11. Representations, Warranties and Covenants of FIL
FIL represents, warrants, covenants and agrees with Janel as follows:
(a) FIL is a corporation duly organized, validly existing and in good standing under the laws of New Jersey, with full power and authority to enter into this Agreement and perform its obligations.
(b) This Agreement has been validly and duly authorized, executed and delivered by FIL and is a valid, binding and enforceable obligation upon it in accordance with its terms.
(c) FIL shall at all times comply with all applicable federal and state laws in connection with your activities pursuant to this Agreement, in particular the rules and regulations of the SEC under the Securities Act of 1933 and the Securities Exchange Act of 1934.
12. No Other Representations
None of Janel, its affiliates, or their directors, officers, or employees, or any other person or entity has made any representations or warranties to FIL other than as expressly set forth and designated in this Agreement as such.
13. Assignment
FIL shall not assign this Agreement or any rights or obligations hereunder without the prior written consent of Janel, which consent shall not be unreasonably withheld.
14. Binding Effect
This Agreement shall inure solely to the benefit of, and shall be binding upon, the parties and their respective successors and assigns and, except as otherwise specifically provided for herein, no other person shall have or be construed to have any legal or equitable right, remedy or claim under or in respect of or by virtue of this Engagement Letter or any provisions herein contained.
 
 
 

 
15. Entire Agreement; Waiver; Severability
This Agreement contains the entire understanding of the parties (with the exception of the terms of the stock subscription agreement that conflict herewith, in which case, the terms of the stock subscription agreement shall prevail) and no waiver or modification of any provision of this Agreement shall be valid unless in writing and signed by the party to be charged with such waiver.

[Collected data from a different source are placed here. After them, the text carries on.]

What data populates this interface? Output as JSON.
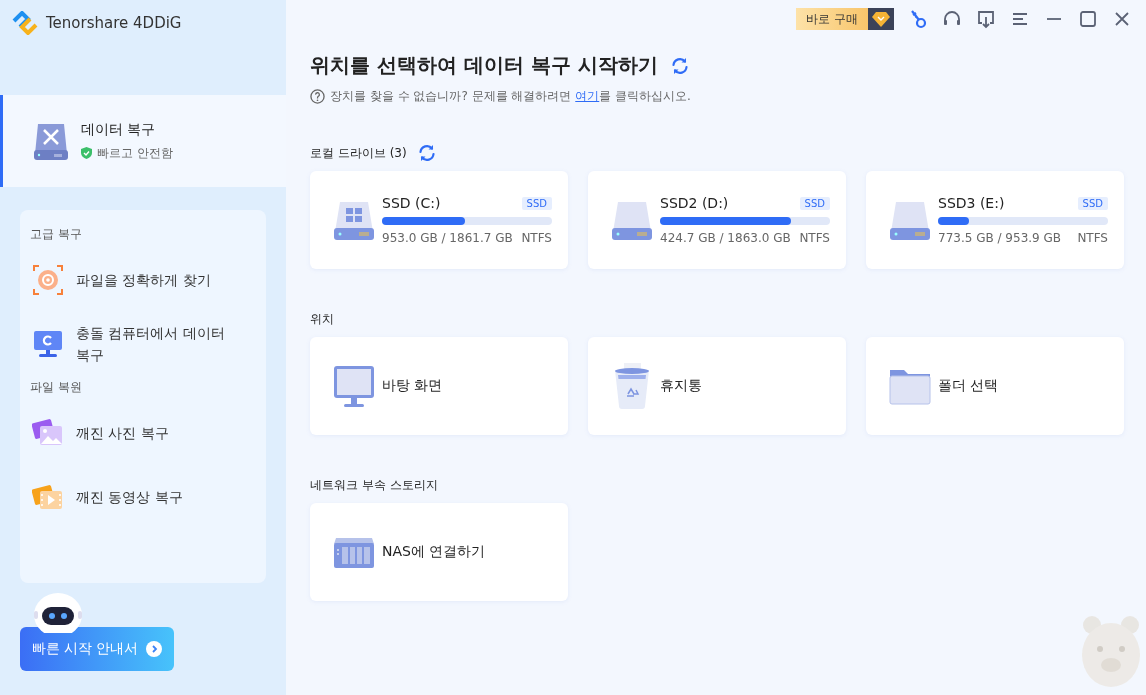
{
  "app": {
    "name": "Tenorshare 4DDiG"
  },
  "toolbar": {
    "purchase": "바로 구매"
  },
  "nav": [
    {
      "title": "데이터 복구",
      "subtitle": "빠르고 안전함",
      "selected": true
    }
  ],
  "sidebar_sections": [
    {
      "heading": "고급 복구",
      "items": [
        {
          "label": "파일을 정확하게 찾기",
          "kind": "target"
        },
        {
          "label": "충돌 컴퓨터에서 데이터 복구",
          "kind": "monitor"
        }
      ]
    },
    {
      "heading": "파일 복원",
      "items": [
        {
          "label": "깨진 사진 복구",
          "kind": "photo"
        },
        {
          "label": "깨진 동영상 복구",
          "kind": "video"
        }
      ]
    }
  ],
  "guide_button": {
    "label": "빠른 시작 안내서"
  },
  "heading": "위치를 선택하여 데이터 복구 시작하기",
  "help": {
    "before": "장치를 찾을 수 없습니까? 문제를 해결하려면 ",
    "link": "여기",
    "after": "를 클릭하십시오."
  },
  "local_drives": {
    "title": "로컬 드라이브 (3)",
    "drives": [
      {
        "name": "SSD (C:)",
        "tag": "SSD",
        "level": 0.49,
        "usage": "953.0 GB / 1861.7 GB",
        "filesystem": "NTFS",
        "kind": "system"
      },
      {
        "name": "SSD2 (D:)",
        "tag": "SSD",
        "level": 0.77,
        "usage": "424.7 GB / 1863.0 GB",
        "filesystem": "NTFS",
        "kind": "plain"
      },
      {
        "name": "SSD3 (E:)",
        "tag": "SSD",
        "level": 0.18,
        "usage": "773.5 GB / 953.9 GB",
        "filesystem": "NTFS",
        "kind": "plain"
      }
    ]
  },
  "locations": {
    "title": "위치",
    "items": [
      {
        "label": "바탕 화면",
        "kind": "desktop"
      },
      {
        "label": "휴지통",
        "kind": "trash"
      },
      {
        "label": "폴더 선택",
        "kind": "folder"
      }
    ]
  },
  "network": {
    "title": "네트워크 부속 스토리지",
    "items": [
      {
        "label": "NAS에 연결하기",
        "kind": "nas"
      }
    ]
  }
}
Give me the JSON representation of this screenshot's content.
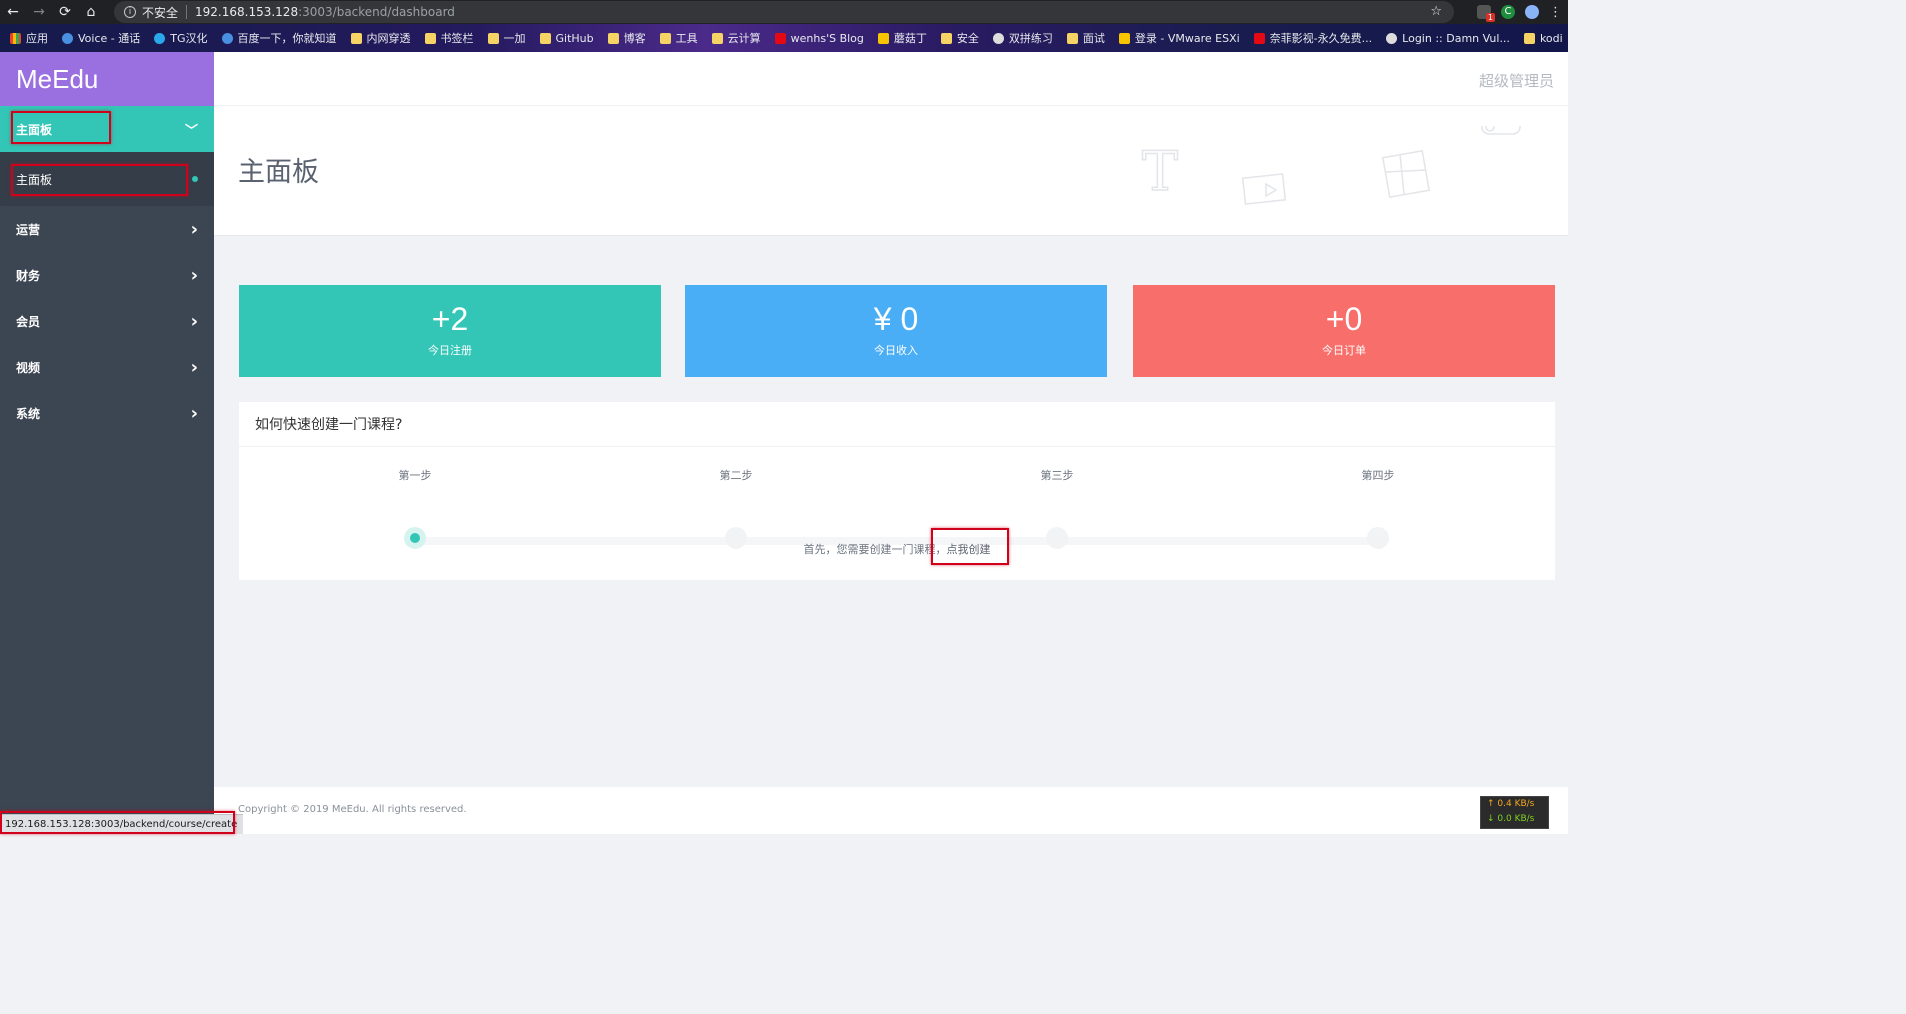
{
  "browser": {
    "security_label": "不安全",
    "url_host": "192.168.153.128",
    "url_path": ":3003/backend/dashboard",
    "status_url": "192.168.153.128:3003/backend/course/create",
    "net_up": "↑ 0.4 KB/s",
    "net_down": "↓ 0.0 KB/s",
    "ext_badge": "1",
    "bookmarks": [
      "应用",
      "Voice - 通话",
      "TG汉化",
      "百度一下，你就知道",
      "内网穿透",
      "书签栏",
      "一加",
      "GitHub",
      "博客",
      "工具",
      "云计算",
      "wenhs'S Blog",
      "蘑菇丁",
      "安全",
      "双拼练习",
      "面试",
      "登录 - VMware ESXi",
      "奈菲影视-永久免费...",
      "Login :: Damn Vul...",
      "kodi"
    ]
  },
  "app": {
    "brand": "MeEdu",
    "admin_label": "超级管理员",
    "page_title": "主面板",
    "copyright": "Copyright © 2019 MeEdu. All rights reserved."
  },
  "sidebar": {
    "active_group": "主面板",
    "active_item": "主面板",
    "groups": [
      "运营",
      "财务",
      "会员",
      "视频",
      "系统"
    ]
  },
  "stats": [
    {
      "value": "+2",
      "label": "今日注册",
      "color": "#33c5b6"
    },
    {
      "value": "¥ 0",
      "label": "今日收入",
      "color": "#4aaef6"
    },
    {
      "value": "+0",
      "label": "今日订单",
      "color": "#f76e6a"
    }
  ],
  "guide": {
    "title": "如何快速创建一门课程?",
    "steps": [
      "第一步",
      "第二步",
      "第三步",
      "第四步"
    ],
    "current_step": 1,
    "text_prefix": "首先，您需要创建一门课程，",
    "link_label": "点我创建"
  }
}
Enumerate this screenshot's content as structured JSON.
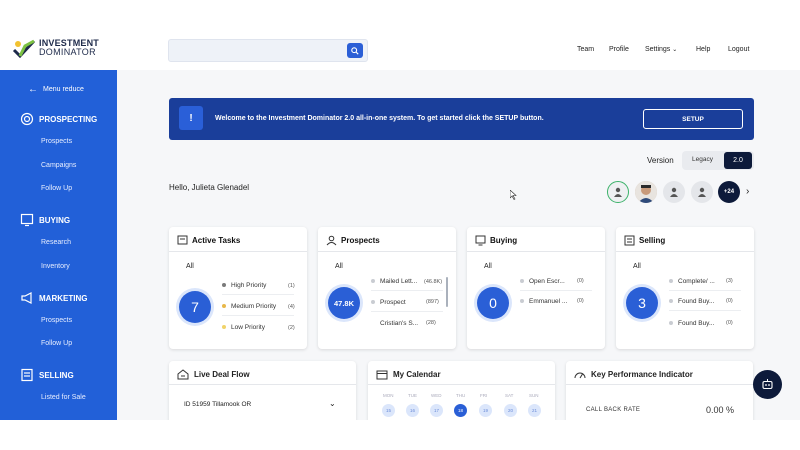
{
  "brand": {
    "line1": "INVESTMENT",
    "line2": "DOMINATOR"
  },
  "search": {
    "placeholder": ""
  },
  "nav": {
    "team": "Team",
    "profile": "Profile",
    "settings": "Settings",
    "help": "Help",
    "logout": "Logout"
  },
  "sidebar": {
    "menu_reduce": "Menu reduce",
    "sections": [
      {
        "label": "PROSPECTING",
        "items": [
          "Prospects",
          "Campaigns",
          "Follow Up"
        ]
      },
      {
        "label": "BUYING",
        "items": [
          "Research",
          "Inventory"
        ]
      },
      {
        "label": "MARKETING",
        "items": [
          "Prospects",
          "Follow Up"
        ]
      },
      {
        "label": "SELLING",
        "items": [
          "Listed for Sale"
        ]
      }
    ]
  },
  "banner": {
    "icon": "!",
    "text": "Welcome to the Investment Dominator 2.0 all-in-one system. To get started click the SETUP button.",
    "button": "SETUP"
  },
  "version": {
    "label": "Version",
    "legacy": "Legacy",
    "current": "2.0"
  },
  "greeting": "Hello, Julieta Glenadel",
  "team_avatars": {
    "more": "+24"
  },
  "cards": {
    "active_tasks": {
      "title": "Active Tasks",
      "filter": "All",
      "total": "7",
      "items": [
        {
          "label": "High Priority",
          "count": "(1)",
          "color": "#7a7a7a"
        },
        {
          "label": "Medium Priority",
          "count": "(4)",
          "color": "#e8b84a"
        },
        {
          "label": "Low Priority",
          "count": "(2)",
          "color": "#f0d36a"
        }
      ]
    },
    "prospects": {
      "title": "Prospects",
      "filter": "All",
      "total": "47.8K",
      "items": [
        {
          "label": "Mailed Lett...",
          "count": "(46.8K)"
        },
        {
          "label": "Prospect",
          "count": "(897)"
        },
        {
          "label": "Cristian's S...",
          "count": "(28)"
        }
      ]
    },
    "buying": {
      "title": "Buying",
      "filter": "All",
      "total": "0",
      "items": [
        {
          "label": "Open Escr...",
          "count": "(0)"
        },
        {
          "label": "Emmanuel ...",
          "count": "(0)"
        }
      ]
    },
    "selling": {
      "title": "Selling",
      "filter": "All",
      "total": "3",
      "items": [
        {
          "label": "Complete/ ...",
          "count": "(3)"
        },
        {
          "label": "Found Buy...",
          "count": "(0)"
        },
        {
          "label": "Found Buy...",
          "count": "(0)"
        }
      ]
    }
  },
  "live_deal_flow": {
    "title": "Live Deal Flow",
    "selected": "ID 51959 Tillamook OR"
  },
  "calendar": {
    "title": "My Calendar",
    "days": [
      "MON",
      "TUE",
      "WED",
      "THU",
      "FRI",
      "SAT",
      "SUN"
    ],
    "dates": [
      "15",
      "16",
      "17",
      "18",
      "19",
      "20",
      "21"
    ]
  },
  "kpi": {
    "title": "Key Performance Indicator",
    "label": "CALL BACK RATE",
    "value": "0.00 %"
  },
  "colors": {
    "sidebar": "#2260d8",
    "banner": "#1a3e9a",
    "accent": "#2a5fd6",
    "dark": "#0d1a3a"
  }
}
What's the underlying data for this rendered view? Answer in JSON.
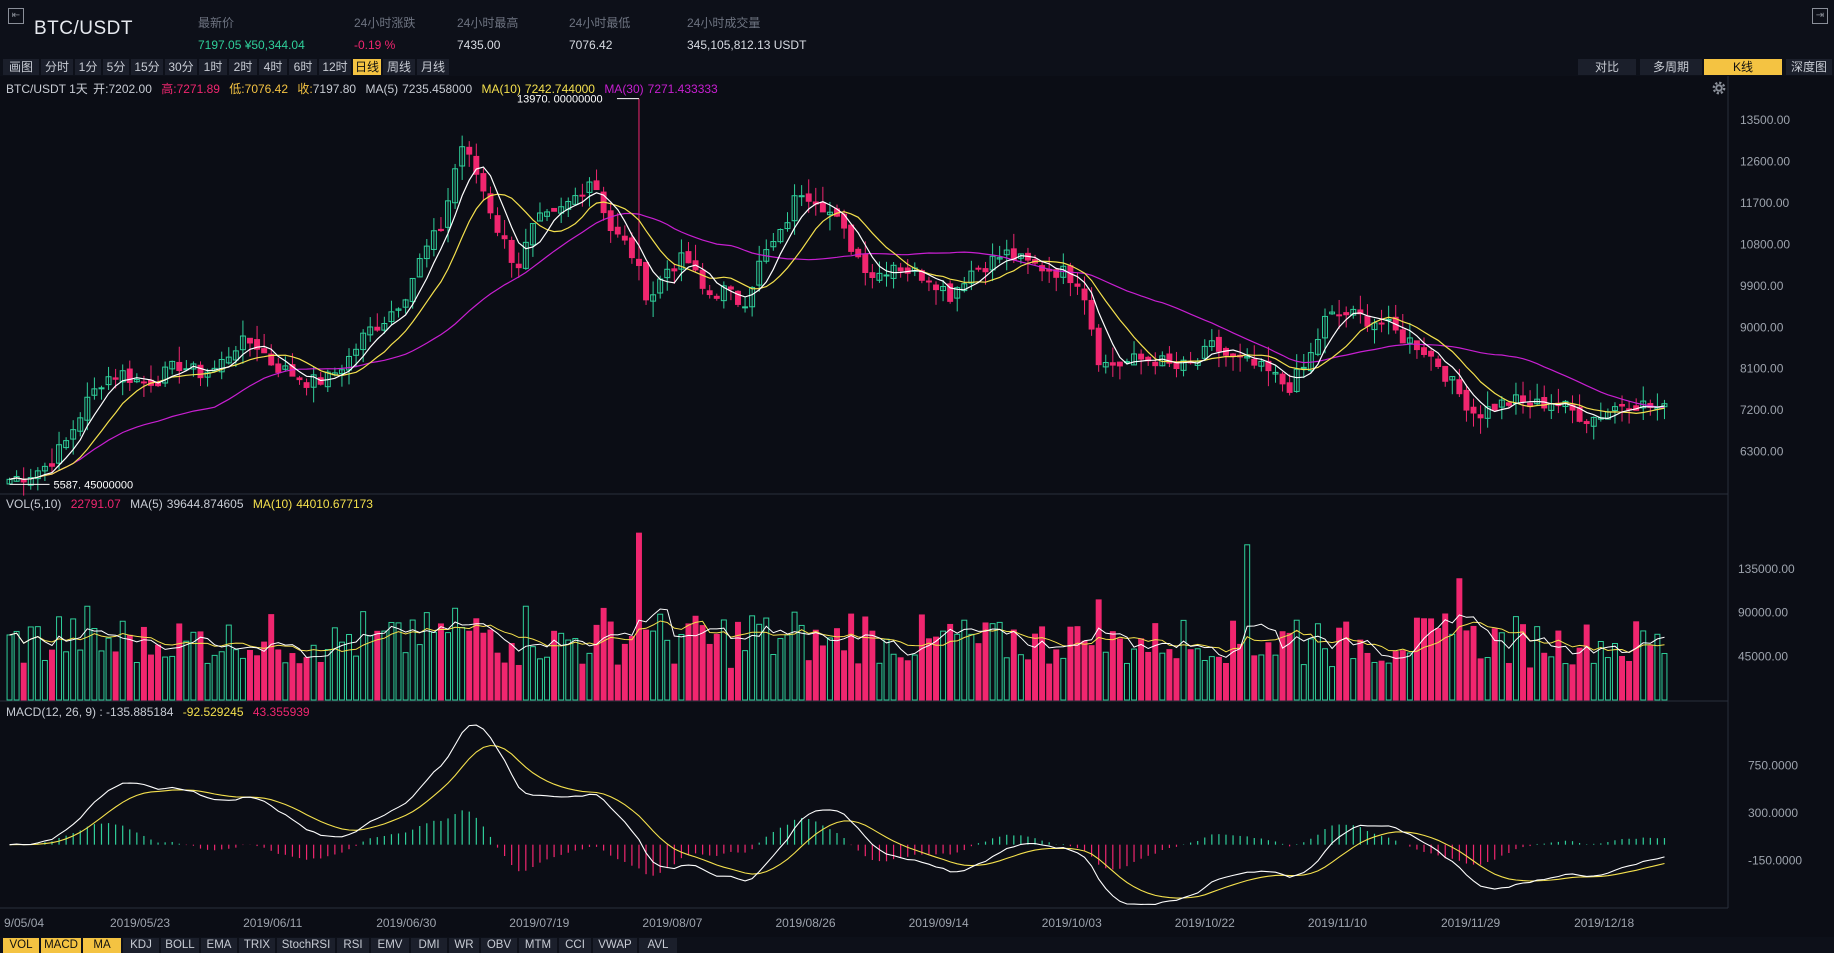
{
  "header": {
    "pair": "BTC/USDT",
    "stats": [
      {
        "label": "最新价",
        "value": "7197.05 ¥50,344.04",
        "color": "#2fcf9a"
      },
      {
        "label": "24小时涨跌",
        "value": "-0.19 %",
        "color": "#f0266f"
      },
      {
        "label": "24小时最高",
        "value": "7435.00",
        "color": "#d8dce3"
      },
      {
        "label": "24小时最低",
        "value": "7076.42",
        "color": "#d8dce3"
      },
      {
        "label": "24小时成交量",
        "value": "345,105,812.13 USDT",
        "color": "#d8dce3"
      }
    ]
  },
  "toolbar": {
    "intervals": [
      "画图",
      "分时",
      "1分",
      "5分",
      "15分",
      "30分",
      "1时",
      "2时",
      "4时",
      "6时",
      "12时",
      "日线",
      "周线",
      "月线"
    ],
    "active_interval": "日线",
    "views": [
      "对比",
      "多周期",
      "K线",
      "深度图"
    ],
    "active_view": "K线"
  },
  "kline_info": {
    "pair_interval": "BTC/USDT 1天",
    "open_label": "开:",
    "open": "7202.00",
    "high_label": "高:",
    "high": "7271.89",
    "low_label": "低:",
    "low": "7076.42",
    "close_label": "收:",
    "close": "7197.80",
    "ma5_label": "MA(5)",
    "ma5": "7235.458000",
    "ma10_label": "MA(10)",
    "ma10": "7242.744000",
    "ma30_label": "MA(30)",
    "ma30": "7271.433333"
  },
  "vol_info": {
    "label": "VOL(5,10)",
    "vol": "22791.07",
    "ma5_label": "MA(5)",
    "ma5": "39644.874605",
    "ma10_label": "MA(10)",
    "ma10": "44010.677173"
  },
  "macd_info": {
    "label": "MACD(12, 26, 9) : -135.885184",
    "dea": "-92.529245",
    "hist": "43.355939"
  },
  "annotations": {
    "max_label": "13970. 00000000",
    "min_label": "5587. 45000000"
  },
  "colors": {
    "up": "#2fcf9a",
    "down": "#f0266f",
    "ma5": "#ffffff",
    "ma10": "#f4e04d",
    "ma30": "#c81fd1",
    "accent": "#f4c342"
  },
  "bottom_indicators": [
    "VOL",
    "MACD",
    "MA",
    "KDJ",
    "BOLL",
    "EMA",
    "TRIX",
    "StochRSI",
    "RSI",
    "EMV",
    "DMI",
    "WR",
    "OBV",
    "MTM",
    "CCI",
    "VWAP",
    "AVL"
  ],
  "active_indicators": [
    "VOL",
    "MACD",
    "MA"
  ],
  "chart_data": {
    "type": "candlestick",
    "price_axis_ticks": [
      "13500.00",
      "12600.00",
      "11700.00",
      "10800.00",
      "9900.00",
      "9000.00",
      "8100.00",
      "7200.00",
      "6300.00"
    ],
    "volume_axis_ticks": [
      "135000.00",
      "90000.00",
      "45000.00"
    ],
    "macd_axis_ticks": [
      "750.0000",
      "300.0000",
      "-150.0000"
    ],
    "date_labels": [
      "9/05/04",
      "2019/05/23",
      "2019/06/11",
      "2019/06/30",
      "2019/07/19",
      "2019/08/07",
      "2019/08/26",
      "2019/09/14",
      "2019/10/03",
      "2019/10/22",
      "2019/11/10",
      "2019/11/29",
      "2019/12/18"
    ],
    "price_close_path": [
      5700,
      5800,
      6000,
      6500,
      7300,
      7900,
      8000,
      7800,
      7900,
      8200,
      8000,
      8100,
      8600,
      8700,
      8200,
      8000,
      7800,
      7900,
      8300,
      8900,
      9200,
      9700,
      10600,
      11200,
      13000,
      12200,
      11100,
      10300,
      11300,
      11400,
      11800,
      12300,
      11100,
      10700,
      9600,
      10300,
      10500,
      9700,
      9800,
      9500,
      10500,
      11000,
      12000,
      11800,
      11300,
      10600,
      10100,
      10400,
      10200,
      10100,
      9700,
      10200,
      10400,
      10600,
      10400,
      10300,
      10200,
      10000,
      8200,
      8200,
      8300,
      8300,
      8100,
      8200,
      8600,
      8300,
      8200,
      8000,
      7700,
      8200,
      9200,
      9300,
      9200,
      9100,
      8800,
      8600,
      8200,
      7600,
      7100,
      7300,
      7400,
      7300,
      7400,
      7200,
      7000,
      7200,
      7400,
      7300,
      7200
    ]
  }
}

No waiver of any breach shall be deemed a waiver of any subsequent breach or of a breach of any other provision of this Agreement. If any provision of this Agreement is held to be invalid or unenforceable, the remaining provisions shall not be affected.
16. Headings
The headings of the paragraphs herein are inserted for convenience of reference only and shall not affect any interpretation of this Agreement.
17. Construction and Jurisdiction
This Agreement shall be governed by and construed and enforced in accordance with the laws of the State of New York without giving effect to choice of law or conflicts of laws principles. The New York state and federal courts in New York county, and any arbitration or other alternative dispute resolution forum in New York County mutually selected by the parties, shall have jurisdiction over any and all disputes arising out of or related to this Agreement.
 
 
 

 
18. Notices
All notices and communications hereunder, except as herein otherwise specifically provided, shall be in writing and shall be deemed to have been duly given, effective upon receipt, if mailed or transmitted by any confirmed standard form of personal delivery, mail, courier, fax or e-mail to the parties at their respective addresses as set forth in this Agreement or as subsequently designated by them in writing.
19. Counterparts
This Agreement may be executed in any number of counterparts, including confirmed fax transmission, each of which shall be deemed to be an original, and all of which taken together shall be deemed to be an original, and all of which taken together shall be deemed to be one and the same instrument.
 

 
JANEL WORLD TRADE, LTD.


By: /s/ James N Jannello
 James N. Jannello
 Executive Vice President


FERRARA INTERNATIONAL LOGISTICS, INC.